Untersucht werden sollen die Hyperloop-Reisen zunächst auf theoretischer Basis. Denn noch sind die Kapseln nicht bereit, Menschen zu transportieren. Unter anderem sollen daher Einschätzungen von Experten eingeholt werden und Erkenntnisse ausgewertet werden, die das Rockefeller Neurosciences Institute aus einer Zusammenarbeit mit der US Air Force gewonnen hat. Außerdem werde bereits an einem Projekt gearbeitet, um, wenn Hochgeschwindigkeitsfahrten mit Menschen machbar werden, Daten zu sammeln, die verstehen lassen, „was mit einem Körper bei 1.080 Kilometern pro Stunde passiert“.

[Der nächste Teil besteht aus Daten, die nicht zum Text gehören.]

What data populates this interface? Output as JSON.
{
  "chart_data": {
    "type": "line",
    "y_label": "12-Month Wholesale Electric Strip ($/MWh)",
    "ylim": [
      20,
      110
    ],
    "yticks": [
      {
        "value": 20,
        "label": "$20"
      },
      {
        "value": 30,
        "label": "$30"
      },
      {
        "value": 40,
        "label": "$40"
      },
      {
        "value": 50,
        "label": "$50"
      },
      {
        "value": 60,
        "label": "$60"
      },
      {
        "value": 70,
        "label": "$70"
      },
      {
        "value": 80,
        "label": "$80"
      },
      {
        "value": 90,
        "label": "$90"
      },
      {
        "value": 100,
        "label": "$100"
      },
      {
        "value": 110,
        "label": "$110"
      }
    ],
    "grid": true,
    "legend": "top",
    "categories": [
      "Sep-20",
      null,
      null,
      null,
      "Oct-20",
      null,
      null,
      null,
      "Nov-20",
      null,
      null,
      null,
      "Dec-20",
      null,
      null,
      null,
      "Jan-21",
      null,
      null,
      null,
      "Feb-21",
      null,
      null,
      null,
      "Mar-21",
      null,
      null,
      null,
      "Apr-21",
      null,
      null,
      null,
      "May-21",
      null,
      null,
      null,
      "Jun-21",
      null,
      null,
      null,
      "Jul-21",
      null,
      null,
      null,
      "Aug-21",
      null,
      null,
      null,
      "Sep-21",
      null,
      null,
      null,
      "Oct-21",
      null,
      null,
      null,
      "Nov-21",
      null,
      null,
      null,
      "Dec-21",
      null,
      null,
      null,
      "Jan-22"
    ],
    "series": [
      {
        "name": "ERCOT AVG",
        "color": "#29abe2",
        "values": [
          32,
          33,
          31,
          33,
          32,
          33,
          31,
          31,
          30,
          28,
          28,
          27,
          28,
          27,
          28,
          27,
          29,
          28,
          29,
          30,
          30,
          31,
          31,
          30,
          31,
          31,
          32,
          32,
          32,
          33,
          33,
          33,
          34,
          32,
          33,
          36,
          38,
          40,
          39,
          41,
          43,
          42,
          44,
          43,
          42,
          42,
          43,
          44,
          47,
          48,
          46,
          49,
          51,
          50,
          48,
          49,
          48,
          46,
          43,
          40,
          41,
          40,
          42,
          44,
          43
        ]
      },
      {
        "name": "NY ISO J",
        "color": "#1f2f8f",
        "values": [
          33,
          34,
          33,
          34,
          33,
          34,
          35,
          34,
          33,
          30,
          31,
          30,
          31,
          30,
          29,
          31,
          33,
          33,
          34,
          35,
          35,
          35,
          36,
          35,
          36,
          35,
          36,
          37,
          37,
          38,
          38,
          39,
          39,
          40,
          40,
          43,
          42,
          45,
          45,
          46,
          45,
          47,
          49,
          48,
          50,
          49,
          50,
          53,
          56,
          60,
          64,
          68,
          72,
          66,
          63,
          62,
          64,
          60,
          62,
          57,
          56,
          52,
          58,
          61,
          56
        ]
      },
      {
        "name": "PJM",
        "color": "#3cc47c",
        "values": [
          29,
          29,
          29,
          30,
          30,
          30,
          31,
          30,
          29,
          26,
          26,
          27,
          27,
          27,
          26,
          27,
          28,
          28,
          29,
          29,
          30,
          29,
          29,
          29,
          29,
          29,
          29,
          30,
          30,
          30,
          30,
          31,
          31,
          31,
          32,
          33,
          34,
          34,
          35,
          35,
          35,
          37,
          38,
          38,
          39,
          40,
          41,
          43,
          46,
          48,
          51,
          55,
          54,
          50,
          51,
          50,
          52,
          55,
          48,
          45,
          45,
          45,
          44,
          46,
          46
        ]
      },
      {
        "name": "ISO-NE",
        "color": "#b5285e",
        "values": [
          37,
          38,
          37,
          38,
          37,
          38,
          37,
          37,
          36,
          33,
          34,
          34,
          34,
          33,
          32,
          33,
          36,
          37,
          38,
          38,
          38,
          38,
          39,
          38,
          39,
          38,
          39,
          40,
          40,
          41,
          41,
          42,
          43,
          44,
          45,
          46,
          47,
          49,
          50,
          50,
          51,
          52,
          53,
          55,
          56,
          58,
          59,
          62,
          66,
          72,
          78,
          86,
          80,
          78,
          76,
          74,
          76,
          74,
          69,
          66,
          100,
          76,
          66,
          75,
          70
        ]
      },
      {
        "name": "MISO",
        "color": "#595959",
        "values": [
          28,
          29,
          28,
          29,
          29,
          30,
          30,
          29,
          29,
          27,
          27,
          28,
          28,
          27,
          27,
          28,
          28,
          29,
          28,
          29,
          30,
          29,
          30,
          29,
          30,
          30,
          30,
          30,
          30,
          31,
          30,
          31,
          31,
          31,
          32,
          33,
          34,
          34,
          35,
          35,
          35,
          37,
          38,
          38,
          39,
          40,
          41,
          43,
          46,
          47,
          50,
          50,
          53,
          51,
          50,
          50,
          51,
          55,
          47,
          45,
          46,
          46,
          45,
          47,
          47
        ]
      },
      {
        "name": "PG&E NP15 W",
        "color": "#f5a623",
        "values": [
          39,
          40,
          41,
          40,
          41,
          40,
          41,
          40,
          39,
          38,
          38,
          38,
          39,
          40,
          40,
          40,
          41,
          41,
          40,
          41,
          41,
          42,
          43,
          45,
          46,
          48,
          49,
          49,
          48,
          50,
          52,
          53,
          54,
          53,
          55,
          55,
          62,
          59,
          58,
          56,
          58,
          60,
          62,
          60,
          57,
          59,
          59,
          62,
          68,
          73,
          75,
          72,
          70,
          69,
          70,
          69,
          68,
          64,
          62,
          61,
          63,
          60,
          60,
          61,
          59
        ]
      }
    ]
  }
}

Basierend auf den gewonnenen Erkenntnissen sollen dann auch Maßnahmen erforscht und umgesetzt werden, um die Fahrten erträglicher zu gestalten. Beispielsweise könnten bestimmte Lichtfarben, die Minimierung von Vibrationen, Schalldämmungen oder virtuelle Fenster eingesetzt werden. Auch den Menschen, die das Hyperloop-Netzwerk letztlich steuern und überwachen müssen, soll geholfen werden. Denn deren Job könnte, bis das Verkehrsnetz des Hyperloop irgendwann vollautomatisch läuft, ähnlich stressig ausfallen, wie der eines Fluglotsen.

Bis der erste Hyperloop tatsächlich Passagiere transportieren könnte, dürfte es aber noch einige Jahre dauern. Erst Anfang Oktober hatte Virgin Hyperloop angekündigt, im US-Bundesstaat Virginia ein Forschungs- und Zertifizierungszentrum samt Teststrecke zu bauen. Der Bau soll 2022 beginnen. Ab 2025 soll dort die Technik des Hyperloop erprobt und sukzessive für die Nutzung freigegeben werden. Wobei Virgin Hyperloop seine erste Strecke in Indien zwischen Mumbai und Pune plant. Deren Bau sollte ursprünglich bereits 2018 starten und wurde dann auf 2020 verschoben. Derzeit liegt das Projekt aufgrund der Corona-Pandemie auf Eis.